Characterizing Traction Forces in Upstream-Migrating Hematopoietic-like KG1a Cells Under Shear Flow.

Unlabelled: Cell migration is critical to leukocyte function, enabling leukocytes to patrol tissues and respond to inflammatory cues. Upstream migration is a distinct form of cell motility which enables leukocytes to move against the direction of fluid flow on Intercellular Adhesion Molecule-1 (ICAM-1) surfaces. Upstream migration is mediated by the leukocyte integrin, Lymphocyte Function-Associated Antigen-1 (LFA-1). While this behavior has been observed across multiple immune cell types, the mechanical forces underlying upstream migration have not been measured. Here, we demonstrate the use of Traction Force Microscopy (TFM) to quantify spatiotemporal patterns of force generation during upstream migration of KG1a cells, a hematopoietic progenitor cell line that exhibits robust upstream migration on ICAM-1 functionalized hydrogels. Under static (no-flow) conditions, KG1a cells displayed random motility and traction profiles that varied with time. In contrast, cells exposed to shear flow generated persistent, polarized tractions aligned with the axis of migration. Population analysis showed that maximum RMS traction forces were significantly elevated during upstream migration compared to static conditions (mean: 428.5 ± 63.0 nN vs 220.8 ± 22.2 nN, p = 0.0078), as were average RMS forces (mean: 82.6 ± 12.9 nN vs 45.9 ± 4.4 nN, p = 0.0184), while minimum force values remained comparable between groups. These findings indicate a specific amplification of stresses required to overcome applied forces during upstream migration. By integrating single-cell and population-level force analyses, this study defines upstream migration as a mechanically reinforced state characterized by amplified, directionally coherent traction dynamics. Our methods enable future dissection of the molecular regulators that coordinate force generation with migration under flow.

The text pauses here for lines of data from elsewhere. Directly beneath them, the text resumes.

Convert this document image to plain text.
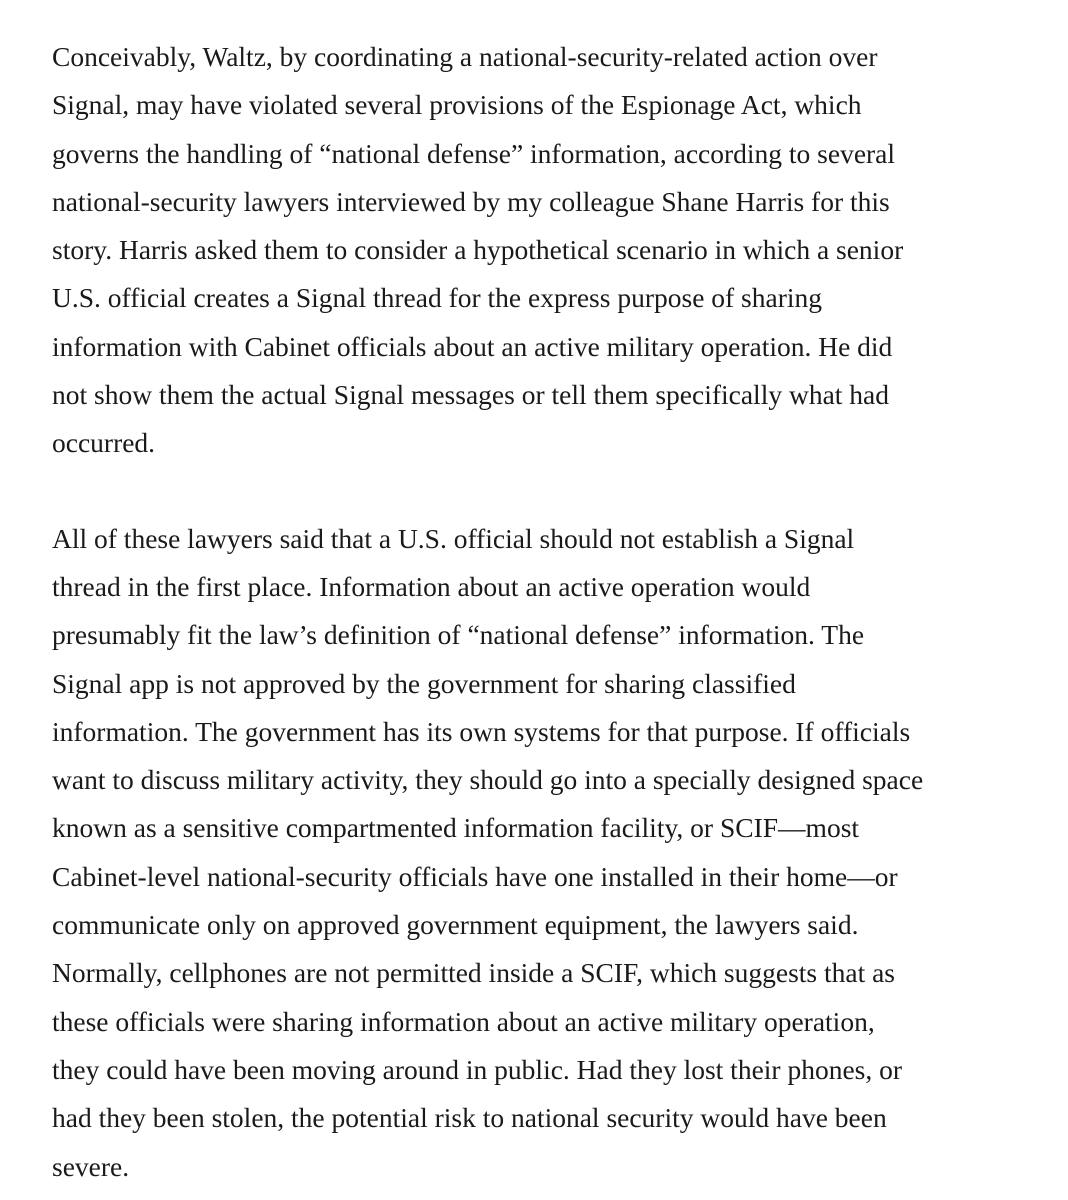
Conceivably, Waltz, by coordinating a national-security-related action over
Signal, may have violated several provisions of the Espionage Act, which
governs the handling of “national defense” information, according to several
national-security lawyers interviewed by my colleague Shane Harris for this
story. Harris asked them to consider a hypothetical scenario in which a senior
U.S. official creates a Signal thread for the express purpose of sharing
information with Cabinet officials about an active military operation. He did
not show them the actual Signal messages or tell them specifically what had
occurred.

All of these lawyers said that a U.S. official should not establish a Signal
thread in the first place. Information about an active operation would
presumably fit the law’s definition of “national defense” information. The
Signal app is not approved by the government for sharing classified
information. The government has its own systems for that purpose. If officials
want to discuss military activity, they should go into a specially designed space
known as a sensitive compartmented information facility, or SCIF—most
Cabinet-level national-security officials have one installed in their home—or
communicate only on approved government equipment, the lawyers said.
Normally, cellphones are not permitted inside a SCIF, which suggests that as
these officials were sharing information about an active military operation,
they could have been moving around in public. Had they lost their phones, or
had they been stolen, the potential risk to national security would have been
severe.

Significance: Upstream migration is a critical yet poorly understood mode of immune cell motility. Here, we use traction force microscopy under physiologically relevant shear stresses to provide the first quantitative characterization of traction dynamics during upstream migration. We show that upstream migrating cells generate significantly greater average and peak forces than cells under static conditions, revealing a distinct mechanical program for directed migration against flow. These findings establish a platform for dissecting the molecular regulators of force generation in immune cells and set the stage for future perturbation-based studies aimed at understanding how mechanical forces shape immune cell trafficking and vascular navigation.